The conventional fixed-wing control surfaces are:
- Aileron — on the outer trailing edge of each wing, deflecting differentially (one up, one down) to roll the aircraft.
- Elevator — on the horizontal tail, deflecting symmetrically to pitch the aircraft nose-up or nose-down.
- Rudder — on the vertical tail, deflecting to yaw the aircraft left or right.
UAVs frequently use combined control surfaces to reduce part count:
- Elevon — combines aileron and elevator function on a tailless or delta wing. Symmetric deflection controls pitch; differential deflection controls roll. Standard on delta-winged expendable drones.
- Ruddervator (V-tail mixer) — two surfaces on a V-tail that combine elevator and rudder function.
- Flaperon — combines flap (high-lift device) and aileron function. Used on some UAVs to reduce the number of servos.

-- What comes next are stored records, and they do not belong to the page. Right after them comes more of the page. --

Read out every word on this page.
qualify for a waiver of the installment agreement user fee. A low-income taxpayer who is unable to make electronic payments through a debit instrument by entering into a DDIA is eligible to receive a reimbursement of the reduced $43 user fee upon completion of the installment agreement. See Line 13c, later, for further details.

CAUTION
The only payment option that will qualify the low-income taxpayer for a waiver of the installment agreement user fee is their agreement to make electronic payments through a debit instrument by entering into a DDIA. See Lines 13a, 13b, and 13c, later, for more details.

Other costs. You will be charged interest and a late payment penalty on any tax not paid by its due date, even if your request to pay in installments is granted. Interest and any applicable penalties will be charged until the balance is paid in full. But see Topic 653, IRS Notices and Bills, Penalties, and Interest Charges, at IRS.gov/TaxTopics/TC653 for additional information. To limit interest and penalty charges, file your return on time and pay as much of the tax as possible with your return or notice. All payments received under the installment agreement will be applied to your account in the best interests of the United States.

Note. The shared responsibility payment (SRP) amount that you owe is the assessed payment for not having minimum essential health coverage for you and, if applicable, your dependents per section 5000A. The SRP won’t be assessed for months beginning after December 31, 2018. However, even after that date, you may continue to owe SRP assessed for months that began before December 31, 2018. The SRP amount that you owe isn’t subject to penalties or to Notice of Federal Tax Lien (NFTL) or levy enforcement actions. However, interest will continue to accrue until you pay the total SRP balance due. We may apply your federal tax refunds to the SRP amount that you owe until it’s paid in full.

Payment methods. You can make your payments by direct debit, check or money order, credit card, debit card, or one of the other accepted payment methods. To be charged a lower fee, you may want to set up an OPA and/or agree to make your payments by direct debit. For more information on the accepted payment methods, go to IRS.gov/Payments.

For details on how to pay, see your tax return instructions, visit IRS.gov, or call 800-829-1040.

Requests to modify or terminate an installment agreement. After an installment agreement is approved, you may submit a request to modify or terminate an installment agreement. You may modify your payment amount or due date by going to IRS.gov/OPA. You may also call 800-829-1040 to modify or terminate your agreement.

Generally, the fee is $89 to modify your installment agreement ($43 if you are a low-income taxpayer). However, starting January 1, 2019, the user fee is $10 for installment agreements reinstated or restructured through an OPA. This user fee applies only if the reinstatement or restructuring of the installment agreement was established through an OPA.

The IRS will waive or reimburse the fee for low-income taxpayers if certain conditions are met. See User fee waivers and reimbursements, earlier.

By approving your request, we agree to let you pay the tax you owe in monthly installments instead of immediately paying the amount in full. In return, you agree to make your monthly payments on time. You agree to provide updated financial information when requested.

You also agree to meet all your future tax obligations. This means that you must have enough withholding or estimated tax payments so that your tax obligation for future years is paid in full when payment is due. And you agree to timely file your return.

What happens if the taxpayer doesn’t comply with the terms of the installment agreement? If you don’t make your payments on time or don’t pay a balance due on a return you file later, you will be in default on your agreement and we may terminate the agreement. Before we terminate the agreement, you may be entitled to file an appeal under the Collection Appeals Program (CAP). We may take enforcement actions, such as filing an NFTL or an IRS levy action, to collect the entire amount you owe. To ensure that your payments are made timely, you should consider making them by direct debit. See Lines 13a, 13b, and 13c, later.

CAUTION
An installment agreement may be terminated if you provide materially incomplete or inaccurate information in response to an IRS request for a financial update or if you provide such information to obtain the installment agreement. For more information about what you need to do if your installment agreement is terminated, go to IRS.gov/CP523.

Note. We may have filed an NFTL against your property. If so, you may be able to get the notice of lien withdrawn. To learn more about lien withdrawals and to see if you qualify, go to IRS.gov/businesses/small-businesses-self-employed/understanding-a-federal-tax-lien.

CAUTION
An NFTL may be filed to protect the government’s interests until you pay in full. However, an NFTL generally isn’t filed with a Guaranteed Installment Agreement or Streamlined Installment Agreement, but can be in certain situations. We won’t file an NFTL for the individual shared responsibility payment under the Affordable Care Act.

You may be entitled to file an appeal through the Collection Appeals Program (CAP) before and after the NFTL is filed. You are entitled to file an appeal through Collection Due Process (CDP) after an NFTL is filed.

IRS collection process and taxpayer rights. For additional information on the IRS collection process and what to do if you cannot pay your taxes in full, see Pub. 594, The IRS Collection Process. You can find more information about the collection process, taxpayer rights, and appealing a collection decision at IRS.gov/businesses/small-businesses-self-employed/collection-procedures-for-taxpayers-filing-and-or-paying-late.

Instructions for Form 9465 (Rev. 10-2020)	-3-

Control surface sizing depends on the moment arm (distance from the aircraft’s center of gravity) and the required control authority. Larger surfaces provide stronger moments but add weight and drag. Undersized surfaces cause sluggish response; oversized surfaces cause twitchy handling and increased parasitic drag.
For multirotors, there are no aerodynamic control surfaces — all attitude control is achieved through differential motor speed via the ESCs, with the flight controller managing the mixing in software.